European countries are missing out on the opportunities that smart buildings offer. An analysis from the Buildings Performance Institute Europe (BPIE) revealed despite the advantages of smart building no EU member state is fully prepared to take advantage of these benefits.

Smart buildings have the ability to interact with energy systems as well as produce, store and consume energy efficiently. The analysis examined aspects such as dynamic operability, energy-system responsiveness, renewable energy uptake as well as dynamic and self-learning control systems to judge Europe’s preparedness for an increasing share of smart buildings.

Are you ready for the smart revolution?

In terms of smart-readiness, Sweden, Finland, Denmark and the Netherlands are ahead of the curve, having implemented enabling policies. However, most member states show little progress in encouraging the energy storage capacity in buildings. This is despite numerous projects proving the economic viability of smart buildings.

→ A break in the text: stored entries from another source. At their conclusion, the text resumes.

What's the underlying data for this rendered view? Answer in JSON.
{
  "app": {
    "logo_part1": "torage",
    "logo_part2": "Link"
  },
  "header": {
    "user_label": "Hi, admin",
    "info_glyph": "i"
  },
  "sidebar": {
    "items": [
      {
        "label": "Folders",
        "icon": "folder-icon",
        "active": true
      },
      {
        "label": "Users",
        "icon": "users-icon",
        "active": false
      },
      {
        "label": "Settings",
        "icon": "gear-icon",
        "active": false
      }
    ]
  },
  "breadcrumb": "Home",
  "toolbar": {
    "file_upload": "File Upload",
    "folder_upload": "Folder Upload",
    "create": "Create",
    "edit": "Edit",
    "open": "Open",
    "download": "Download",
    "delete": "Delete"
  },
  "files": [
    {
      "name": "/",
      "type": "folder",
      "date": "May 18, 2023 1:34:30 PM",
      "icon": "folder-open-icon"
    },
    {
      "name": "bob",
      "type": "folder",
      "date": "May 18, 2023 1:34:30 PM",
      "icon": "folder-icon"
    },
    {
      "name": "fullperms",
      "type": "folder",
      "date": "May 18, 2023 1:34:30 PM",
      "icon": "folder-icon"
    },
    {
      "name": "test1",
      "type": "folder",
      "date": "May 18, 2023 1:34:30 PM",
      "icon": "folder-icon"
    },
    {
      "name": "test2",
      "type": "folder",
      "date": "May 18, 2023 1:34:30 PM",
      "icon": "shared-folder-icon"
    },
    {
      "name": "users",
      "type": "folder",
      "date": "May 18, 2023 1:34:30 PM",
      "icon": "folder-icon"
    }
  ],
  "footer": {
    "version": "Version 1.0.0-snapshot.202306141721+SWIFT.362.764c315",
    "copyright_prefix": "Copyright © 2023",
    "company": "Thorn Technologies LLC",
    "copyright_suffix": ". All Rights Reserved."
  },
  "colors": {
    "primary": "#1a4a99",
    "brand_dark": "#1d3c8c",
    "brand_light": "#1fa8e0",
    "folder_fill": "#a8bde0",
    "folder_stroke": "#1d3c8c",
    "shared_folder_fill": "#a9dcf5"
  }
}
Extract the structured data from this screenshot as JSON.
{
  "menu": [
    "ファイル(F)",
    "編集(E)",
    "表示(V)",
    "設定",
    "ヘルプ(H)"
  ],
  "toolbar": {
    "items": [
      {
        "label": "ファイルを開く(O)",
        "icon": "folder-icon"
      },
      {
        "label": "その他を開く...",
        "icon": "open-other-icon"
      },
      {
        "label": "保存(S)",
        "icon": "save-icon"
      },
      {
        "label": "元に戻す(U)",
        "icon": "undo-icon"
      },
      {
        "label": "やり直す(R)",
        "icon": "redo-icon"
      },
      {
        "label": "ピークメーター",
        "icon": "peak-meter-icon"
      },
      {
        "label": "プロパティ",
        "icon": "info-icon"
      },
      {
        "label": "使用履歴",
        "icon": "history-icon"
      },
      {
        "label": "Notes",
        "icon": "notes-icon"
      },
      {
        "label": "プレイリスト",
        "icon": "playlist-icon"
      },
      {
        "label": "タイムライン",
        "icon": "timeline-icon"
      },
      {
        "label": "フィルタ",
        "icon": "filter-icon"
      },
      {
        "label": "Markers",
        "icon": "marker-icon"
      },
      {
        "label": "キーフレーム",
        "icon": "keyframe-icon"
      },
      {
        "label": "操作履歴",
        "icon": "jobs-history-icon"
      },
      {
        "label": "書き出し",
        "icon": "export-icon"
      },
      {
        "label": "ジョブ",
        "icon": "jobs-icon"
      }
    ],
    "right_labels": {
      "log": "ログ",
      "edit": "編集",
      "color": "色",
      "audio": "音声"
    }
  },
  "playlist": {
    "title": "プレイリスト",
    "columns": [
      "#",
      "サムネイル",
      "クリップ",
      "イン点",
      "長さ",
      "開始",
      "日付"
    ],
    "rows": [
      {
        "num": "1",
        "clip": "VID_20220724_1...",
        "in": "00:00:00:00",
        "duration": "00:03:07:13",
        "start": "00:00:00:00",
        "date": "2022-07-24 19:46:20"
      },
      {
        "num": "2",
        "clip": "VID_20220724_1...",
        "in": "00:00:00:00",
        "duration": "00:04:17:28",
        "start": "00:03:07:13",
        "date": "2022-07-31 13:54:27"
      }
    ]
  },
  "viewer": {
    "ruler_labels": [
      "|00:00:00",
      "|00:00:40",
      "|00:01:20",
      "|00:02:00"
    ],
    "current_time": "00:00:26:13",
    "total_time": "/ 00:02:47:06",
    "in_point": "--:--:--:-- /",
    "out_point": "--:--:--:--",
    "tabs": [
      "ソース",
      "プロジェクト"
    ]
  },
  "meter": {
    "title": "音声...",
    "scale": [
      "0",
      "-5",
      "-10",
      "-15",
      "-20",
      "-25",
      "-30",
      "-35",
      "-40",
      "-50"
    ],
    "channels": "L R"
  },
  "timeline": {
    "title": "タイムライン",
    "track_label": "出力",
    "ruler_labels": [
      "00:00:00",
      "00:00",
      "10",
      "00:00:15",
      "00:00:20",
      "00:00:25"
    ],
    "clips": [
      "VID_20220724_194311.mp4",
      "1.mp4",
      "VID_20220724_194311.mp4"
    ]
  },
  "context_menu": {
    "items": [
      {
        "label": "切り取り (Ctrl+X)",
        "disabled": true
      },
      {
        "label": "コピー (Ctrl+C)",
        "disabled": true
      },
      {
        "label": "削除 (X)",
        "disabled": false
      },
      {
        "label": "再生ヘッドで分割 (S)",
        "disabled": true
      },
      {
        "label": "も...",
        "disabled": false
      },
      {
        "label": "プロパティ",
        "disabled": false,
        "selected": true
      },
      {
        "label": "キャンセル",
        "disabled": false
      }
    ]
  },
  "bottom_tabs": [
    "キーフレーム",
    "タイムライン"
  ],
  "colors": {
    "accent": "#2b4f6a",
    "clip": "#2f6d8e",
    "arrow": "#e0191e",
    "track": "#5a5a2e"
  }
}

One of the main issues raised by the analysis was that member states simply do not have “smart infrastructure” needed in place. Only Sweden, Finland and Italy have completed their deployment of smart meters across all their consumers. While a number of other nations have begun to roll smart meters out, progress remains slow.

The BPIE said EU legislation could aid with this, actively encouraging the implementation of smart infrastructure by enabling an electricity market with flexible pricing, empowering consumers, and increasing renewable energy production, self-consumption and storage.

Consumers need to take control of energy consumption

Oliver Rapf, Executive Director of BPIE said: “As consumers are at the centre of the EU’s legislation for a low-carbon, healthier and more comfortable building stock, they should be empowered to take control over their energy consumption and production.

“Smart and efficient buildings can deliver direct benefits for citizens in terms of lower energy bills and more comfortable homes, and wider benefits for the European economy triggering innovation and creating new job opportunities.”

The BPIE also said while it welcomed the ‘Clean Energy for All Europeans” as an indicator of smart-readiness, it needs greater monitoring to enable Europe to create a smart and decarbonised building stock by 2050.